Individual choice is actually a small part of this wheel, almost negligible.

The vast majority of polluting is done by industry, and they also do the most not to make things better and actively often try to make things worse.

giantg2 6 hours ago | parent [-]

People want the products. Industry wouldn't exist, or not at this scale, without that. The easiest way to see this is air travel. The vast majority of it is unnecessary - business trips that could be a zoom call, vacations, shipping, etc. People got to every place on earth using trains and ships before air travel. Possible exceptions are medical transport and some types of products, which are tiny by comparison. So yeah, pretty much all on the consumer choices.

no_wizard 4 hours ago | parent | next [-]

It’s not that simple.

For instance, consumers want fast and high speed rail and light rail in cities, yet the federal government is still subsidizing hundreds of billions of dollars to car centric projects rather than allowing municipalities and state governments to have control over those funds they come with strings attached that force them to choose car centric options.

Affordable housing is another example.

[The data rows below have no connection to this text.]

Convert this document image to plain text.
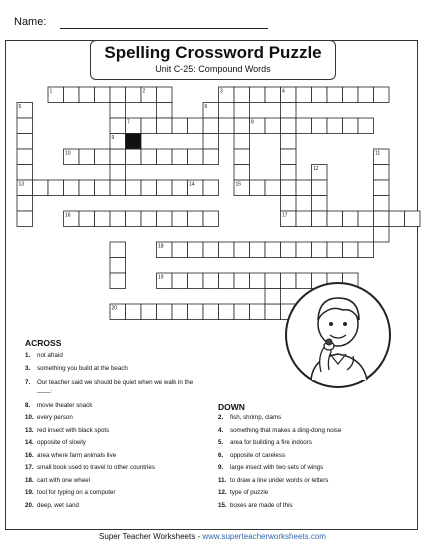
Name:
1	2	3	4
5	6
7	8
9
10	11
12
13	14	15
16	17
18
19
20
Spelling Crossword Puzzle
Unit C-25: Compound Words
ACROSS
1. not afraid
3. something you build at the beach
7. Our teacher said we should be quiet when we walk in the ____.
8. movie theater snack
10. every person
13. red insect with black spots
14. opposite of slowly
16. area where farm animals live
17. small book used to travel to other countries
18. cart with one wheel
19. tool for typing on a computer
20. deep, wet sand
DOWN
2. fish, shrimp, clams
4. something that makes a ding-dong noise
5. area for building a fire indoors
6. opposite of careless
9. large insect with two sets of wings
11. to draw a line under words or letters
12. type of puzzle
15. boxes are made of this
Super Teacher Worksheets - www.superteacherworksheets.com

Consumers want reliable cheap homes but every single attempt to unseat obtuse regulations and policies that make home bulldog a nightmare across metropolitan areas all over the Us entrenched home owners fight in as many ways possible to keep new homes from being built. This pushes more people into farther out suburbs that makes an existing issue even worse.

So no, it’s not all consumer choices, not even “pretty much”.

The false dichotomy that it’s simply choice is not a good faith argument.

The other flip of the coin is this: people can consume in ecologically smart and sustainable ways, and often given the choice they do but lack of choice exists across most sectors that don’t allow them to or are knowingly priced higher than the alternative options due to poor regulation or lack of proper subsidy on the scale of the dirty alternative.

And we subsidize a lot when it comes to oil, natural gas and coal, let alone other industrial polluting industries.

zug_zug 4 hours ago | parent | prev | next [-]

No it's not on consumer choice. The US government is SUBSIDIZING gasoline when it should be taxing it at a higher rate because of the environmental side-effects. This is standard economics theory, you tax any form of an environmental damage (e.g. carbon) at the rate of what it costs to clean it up.

derektank 2 hours ago | parent | next [-]

Roughly 90% of global air travel passengers are non-Americans.

asdfasgasdgasdg 2 hours ago | parent | prev [-]

Gasoline is heavily taxed as well, far in excess of the subsidies it receives compared to typical consumer goods. Jet fuel itself has almost no tax net of its subsidies, however passenger aviation is also heavily taxed compared to most consumer goods. It is for sure incorrect in both cases to say that these goods are “heavily subsidized” as a way to absolve consumers of any responsibility for their ecological choices.

llukas 4 hours ago | parent | prev [-]

Policy of subsidizing various modes of transportation modes shapes consumer choices. Best example is high speed rail vs air on shorter routes.

ro_sharp 6 hours ago | parent | prev [-]

As long as the pollution is a negative externality and the polluting option is (immediately) cheaper, people (especially poorer people) will choose the cheaper option.